Coal is the bane of Jharkhand, and the reason why Kumar and his fellow residents need to move out of the town. If the government has its way, 17 open-pit mining complexes will be built here. Below the town lie 19 seams of prime coking coal. The government’s goal is to get at the coal before the fire does.
There are many offshoots of this little drama that illustrate the high environmental and public health costs of extracting the biggest natural resource sustaining India’s economic boom.
BOKARO, India — The men who work at Bokaro Steel City (there are few women) behave as though they are in the Wild West. Some are slick and charming with their words. They stand in air filled with fine coal dust that gets into every crevice of the skin and upper respiratory system, while saying that the dust filters are 99.9 percent efficient.

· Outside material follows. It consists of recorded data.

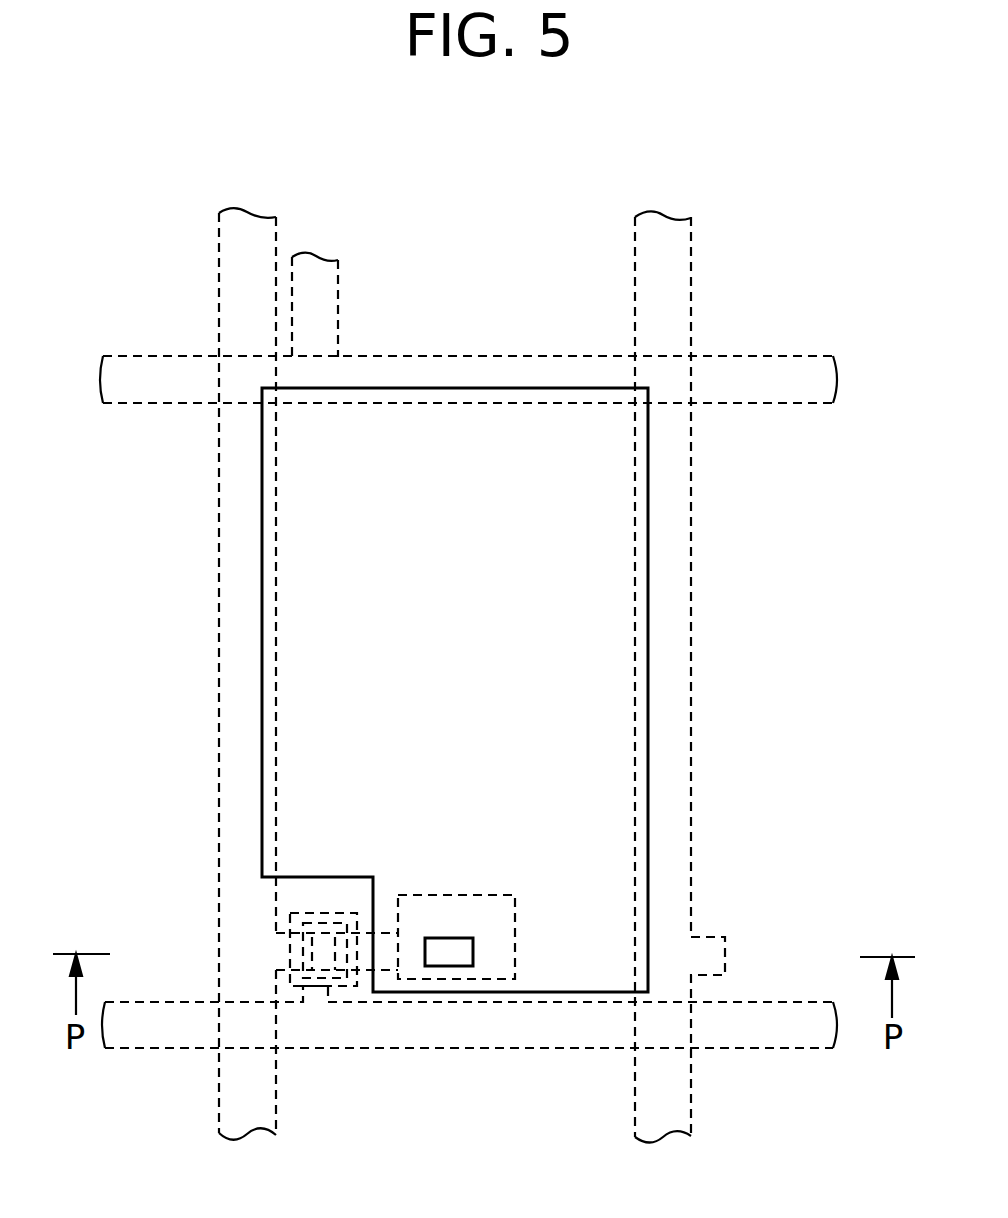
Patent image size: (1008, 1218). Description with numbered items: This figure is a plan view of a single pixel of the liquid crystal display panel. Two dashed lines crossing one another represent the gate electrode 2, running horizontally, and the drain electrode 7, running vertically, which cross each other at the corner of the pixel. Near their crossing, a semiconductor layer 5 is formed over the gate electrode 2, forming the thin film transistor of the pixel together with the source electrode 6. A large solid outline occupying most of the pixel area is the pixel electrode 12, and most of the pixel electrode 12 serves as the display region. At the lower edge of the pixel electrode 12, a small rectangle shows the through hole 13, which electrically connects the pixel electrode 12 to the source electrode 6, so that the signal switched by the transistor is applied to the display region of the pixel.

The gate electrode 2 is at (770, 365).
The drain electrode 7 is at (691, 240).
The pixel electrode 12 is at (648, 582).
The through hole 13 is at (453, 966).
The semiconductor layer 5 is at (328, 1002).
The source electrode 6 is at (400, 980).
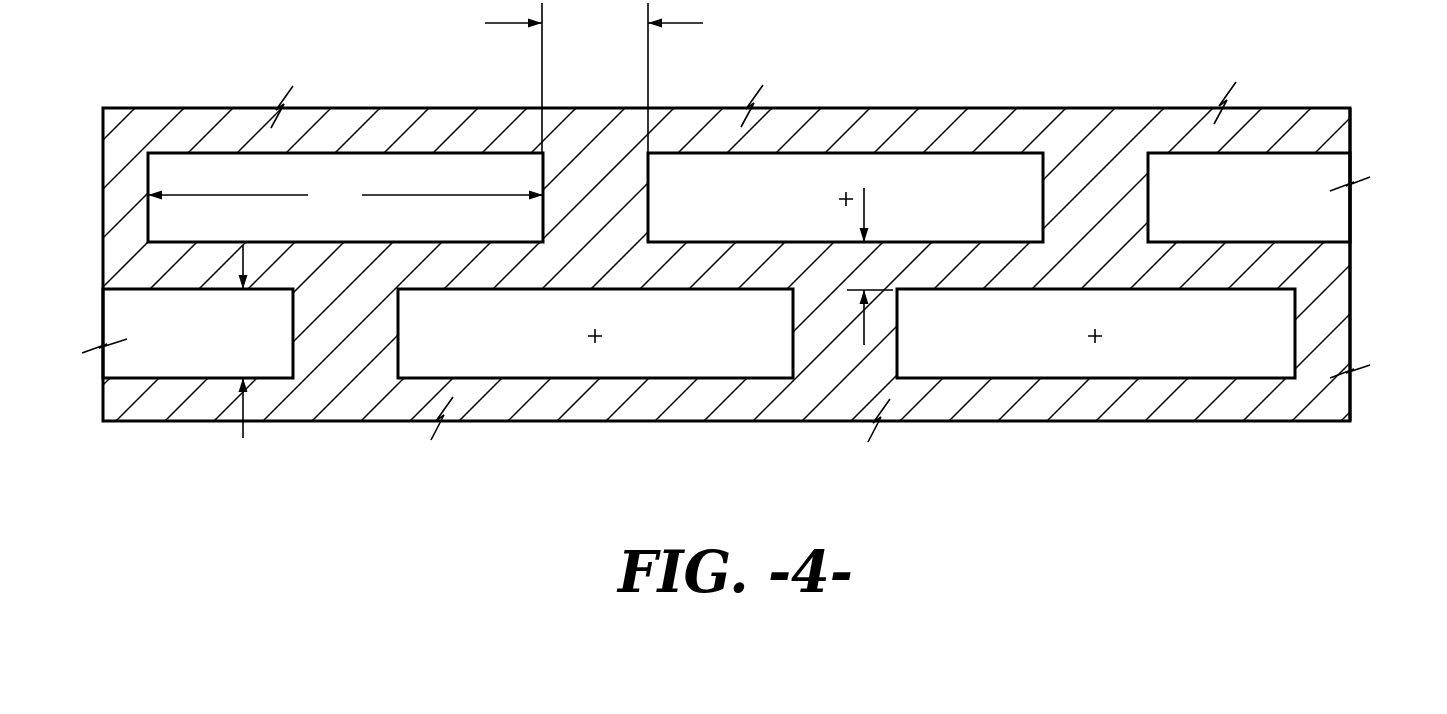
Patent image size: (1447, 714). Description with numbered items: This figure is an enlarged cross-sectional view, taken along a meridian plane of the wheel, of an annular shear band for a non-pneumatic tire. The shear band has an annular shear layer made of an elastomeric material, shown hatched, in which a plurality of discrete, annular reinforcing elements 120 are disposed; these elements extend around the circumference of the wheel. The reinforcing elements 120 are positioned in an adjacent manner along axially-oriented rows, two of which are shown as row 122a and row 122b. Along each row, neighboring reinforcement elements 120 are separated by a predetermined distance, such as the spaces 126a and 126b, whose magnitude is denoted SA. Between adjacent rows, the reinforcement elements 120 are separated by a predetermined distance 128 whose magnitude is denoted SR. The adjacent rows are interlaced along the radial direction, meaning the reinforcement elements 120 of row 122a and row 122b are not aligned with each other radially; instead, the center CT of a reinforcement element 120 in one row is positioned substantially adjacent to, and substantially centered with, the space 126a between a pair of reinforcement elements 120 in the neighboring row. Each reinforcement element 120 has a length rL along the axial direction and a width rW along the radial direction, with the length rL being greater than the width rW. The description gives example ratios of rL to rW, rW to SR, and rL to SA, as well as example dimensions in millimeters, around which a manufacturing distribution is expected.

The reinforcing elements 120 is at (218, 168).
The axially-oriented row 122a is at (1367, 202).
The axially-oriented row 122b is at (1307, 329).
The space between reinforcement elements 126a is at (597, 150).
The space between reinforcement elements 126b is at (343, 360).
The predetermined distance between rows 128 is at (150, 262).
The center of reinforcement element CT is at (838, 190).
The axial spacing magnitude SA is at (594, 77).
The radial spacing magnitude SR is at (870, 266).
The reinforcement element length rL is at (345, 193).
The reinforcement element width rW is at (247, 341).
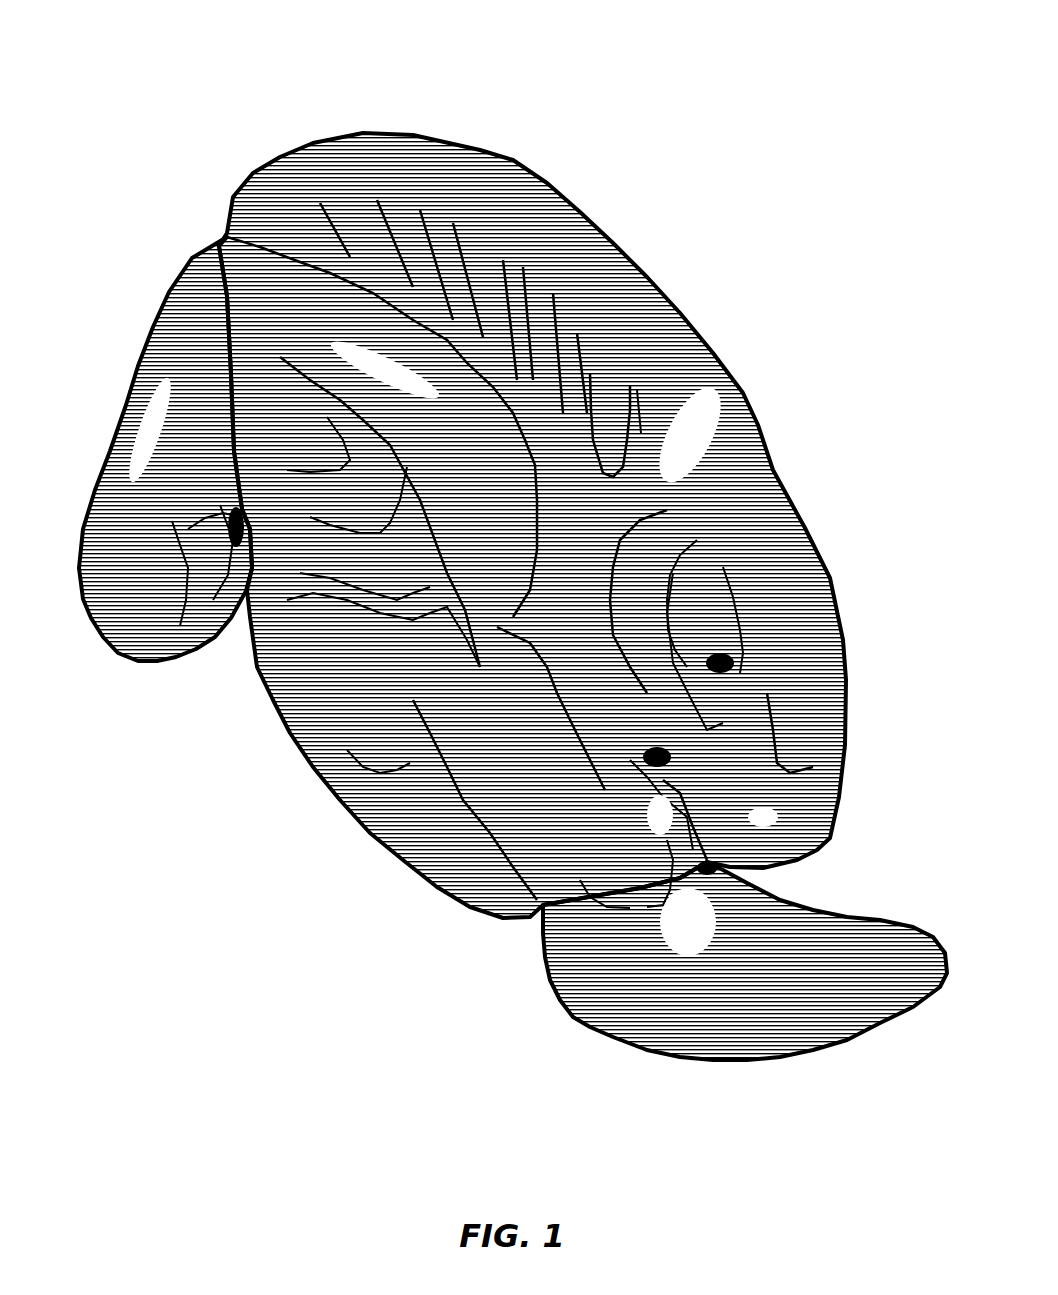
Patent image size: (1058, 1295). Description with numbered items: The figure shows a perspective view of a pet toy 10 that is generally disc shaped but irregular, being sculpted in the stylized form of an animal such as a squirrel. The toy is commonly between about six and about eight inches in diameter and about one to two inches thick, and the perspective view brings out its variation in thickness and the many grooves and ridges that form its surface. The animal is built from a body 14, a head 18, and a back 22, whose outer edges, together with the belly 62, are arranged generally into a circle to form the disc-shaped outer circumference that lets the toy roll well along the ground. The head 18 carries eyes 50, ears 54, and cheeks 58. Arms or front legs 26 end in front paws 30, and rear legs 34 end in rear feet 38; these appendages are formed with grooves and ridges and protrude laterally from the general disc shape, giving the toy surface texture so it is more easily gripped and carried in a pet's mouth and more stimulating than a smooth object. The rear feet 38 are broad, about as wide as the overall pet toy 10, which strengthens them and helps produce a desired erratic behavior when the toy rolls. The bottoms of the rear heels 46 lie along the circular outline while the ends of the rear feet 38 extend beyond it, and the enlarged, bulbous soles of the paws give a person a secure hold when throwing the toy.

Others, such as the gun-toting security guards, are silent and watchful. They need to be, in order to cope with the pressures that are unique to Jharkhand, India’s richest coal state. The state is among the most corrupt in the country. It is the richest in mineral wealth, and faces a home-grown communist threat called Naxalism. It has a thriving coal mafia, and millions of dollars get traded between politicians leveraging the future of the residents to gain control over the fuel.
Bokaro is an insignificant player in these politics, for all it does is use the coal to make steel. The steel city rises in majestic order above the chaos of Jharkhand. It is immense, occupying 70 square miles including an airstrip, 186 miles of locomotive tracks and a 320-megawatt coal-burning thermal power plant. All this was built in the 1960s, when India was leaning toward socialism and Jharkhand was still mostly forest. It was India’s first steel plant, built with the help of the Soviets.
“This is where hell can be seen on earth,” said David Mony, general manager of operations for Bokaro, referring to the steel-making process.
Navin Srivastava, one of Mony’s subordinates (or “boys,” as he called them), placed his eye against a tiny peephole that serves as a window into the 2,500-degree-Fahrenheit steel kiln filled with blue-hot gas. Black chunks of hard coke imported from Australia are added from the top. Orange-hot liquid steel accompanied by sparks pours out into molds at the bottom.